The city’s Ted Smith sees Google’s entry into the market as a step into the future of not-yet-envisioned services and products.

“The early gigabit conversations were mostly about white middle-class jobs — artists and engineers — but really for me it’s about birthing new tiers of service,” Smith said.

What might those tiers look like?

An April Fool’s Day post on the Google Fiber blog suggested that teleportation might be the next big thing enabled by big bandwidth, but those aren’t the only ones.

Big data flowing through big pipes also makes a nice setup for Big Brother.

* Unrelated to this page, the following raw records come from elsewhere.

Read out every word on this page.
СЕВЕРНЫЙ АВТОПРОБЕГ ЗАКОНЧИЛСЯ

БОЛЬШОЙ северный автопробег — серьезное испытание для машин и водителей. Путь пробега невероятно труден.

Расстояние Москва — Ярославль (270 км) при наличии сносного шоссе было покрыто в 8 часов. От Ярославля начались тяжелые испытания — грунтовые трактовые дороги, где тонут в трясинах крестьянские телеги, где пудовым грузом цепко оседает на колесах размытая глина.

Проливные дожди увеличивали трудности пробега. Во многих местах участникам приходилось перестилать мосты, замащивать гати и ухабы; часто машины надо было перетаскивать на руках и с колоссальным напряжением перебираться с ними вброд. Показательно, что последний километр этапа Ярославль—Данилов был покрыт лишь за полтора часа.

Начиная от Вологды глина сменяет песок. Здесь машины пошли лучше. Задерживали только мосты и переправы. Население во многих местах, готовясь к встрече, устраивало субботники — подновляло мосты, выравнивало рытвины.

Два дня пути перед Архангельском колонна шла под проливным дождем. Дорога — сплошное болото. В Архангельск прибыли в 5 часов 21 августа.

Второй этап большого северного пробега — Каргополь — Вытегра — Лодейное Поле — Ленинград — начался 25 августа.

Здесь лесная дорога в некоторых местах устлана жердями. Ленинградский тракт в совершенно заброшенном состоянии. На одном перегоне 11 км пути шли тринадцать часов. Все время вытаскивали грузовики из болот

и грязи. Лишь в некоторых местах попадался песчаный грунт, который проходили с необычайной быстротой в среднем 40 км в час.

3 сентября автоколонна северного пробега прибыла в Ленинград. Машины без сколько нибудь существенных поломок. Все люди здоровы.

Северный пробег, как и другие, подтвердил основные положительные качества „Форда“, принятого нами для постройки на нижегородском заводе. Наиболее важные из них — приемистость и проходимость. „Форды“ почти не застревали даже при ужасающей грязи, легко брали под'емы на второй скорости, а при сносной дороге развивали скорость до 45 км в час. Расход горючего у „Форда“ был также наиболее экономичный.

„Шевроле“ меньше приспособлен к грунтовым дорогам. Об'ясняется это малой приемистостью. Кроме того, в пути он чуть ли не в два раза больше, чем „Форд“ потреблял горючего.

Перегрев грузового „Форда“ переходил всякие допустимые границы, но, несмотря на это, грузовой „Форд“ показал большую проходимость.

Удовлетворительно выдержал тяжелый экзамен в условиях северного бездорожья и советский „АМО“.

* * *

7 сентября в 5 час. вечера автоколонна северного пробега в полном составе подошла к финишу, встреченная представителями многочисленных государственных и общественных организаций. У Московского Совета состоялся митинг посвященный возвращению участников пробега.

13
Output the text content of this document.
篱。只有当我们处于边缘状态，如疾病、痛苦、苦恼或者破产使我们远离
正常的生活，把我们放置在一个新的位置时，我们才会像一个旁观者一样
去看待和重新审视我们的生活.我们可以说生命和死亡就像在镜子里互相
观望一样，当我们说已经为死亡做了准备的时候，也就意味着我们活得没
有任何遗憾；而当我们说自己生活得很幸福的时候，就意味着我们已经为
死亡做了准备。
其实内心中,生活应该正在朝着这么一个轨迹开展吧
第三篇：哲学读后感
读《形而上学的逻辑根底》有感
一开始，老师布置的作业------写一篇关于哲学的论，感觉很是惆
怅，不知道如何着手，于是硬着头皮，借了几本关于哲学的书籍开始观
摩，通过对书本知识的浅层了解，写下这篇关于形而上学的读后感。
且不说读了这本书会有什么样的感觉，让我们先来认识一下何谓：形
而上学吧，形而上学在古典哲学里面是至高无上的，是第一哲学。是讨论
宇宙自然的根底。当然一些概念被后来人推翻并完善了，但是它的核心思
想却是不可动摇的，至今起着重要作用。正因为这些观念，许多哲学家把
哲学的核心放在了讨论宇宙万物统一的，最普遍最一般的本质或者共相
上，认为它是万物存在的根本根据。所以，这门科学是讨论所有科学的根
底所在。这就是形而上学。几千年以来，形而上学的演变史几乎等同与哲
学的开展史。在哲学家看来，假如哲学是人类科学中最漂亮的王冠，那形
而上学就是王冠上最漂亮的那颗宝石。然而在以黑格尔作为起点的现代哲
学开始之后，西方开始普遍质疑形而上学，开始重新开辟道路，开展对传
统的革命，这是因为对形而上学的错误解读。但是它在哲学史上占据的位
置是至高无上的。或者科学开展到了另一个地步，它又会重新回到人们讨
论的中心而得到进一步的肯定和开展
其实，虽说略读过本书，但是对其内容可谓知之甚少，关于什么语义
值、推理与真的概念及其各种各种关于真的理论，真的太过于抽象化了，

Smart City or Surveillance-ville?

One of the knock-on effects of Kansas City becoming the first Google Fiber municipality is its Smart City initiative, which would include things like automatically adjusting streetlights or re-routing traffic patterns in response to changing conditions. What this means in practice, however, is doing in the real world with video cameras and sensors what tech companies already do online with cookies and server logs: following people around, and collecting information on what they do.

“Some of the open data stuff and privacy regulation that has come out of Smart City deployment is an area that has not necessarily been a natural consequence of connectivity,” said Aaron Deacon. “But we need to start thinking about our open data policy and also how you manage citizen data being made available.” In other words, privacy may not be the first concern when we think of gigabit broadband, but it’s likely to be one that lasts long after the hook-up.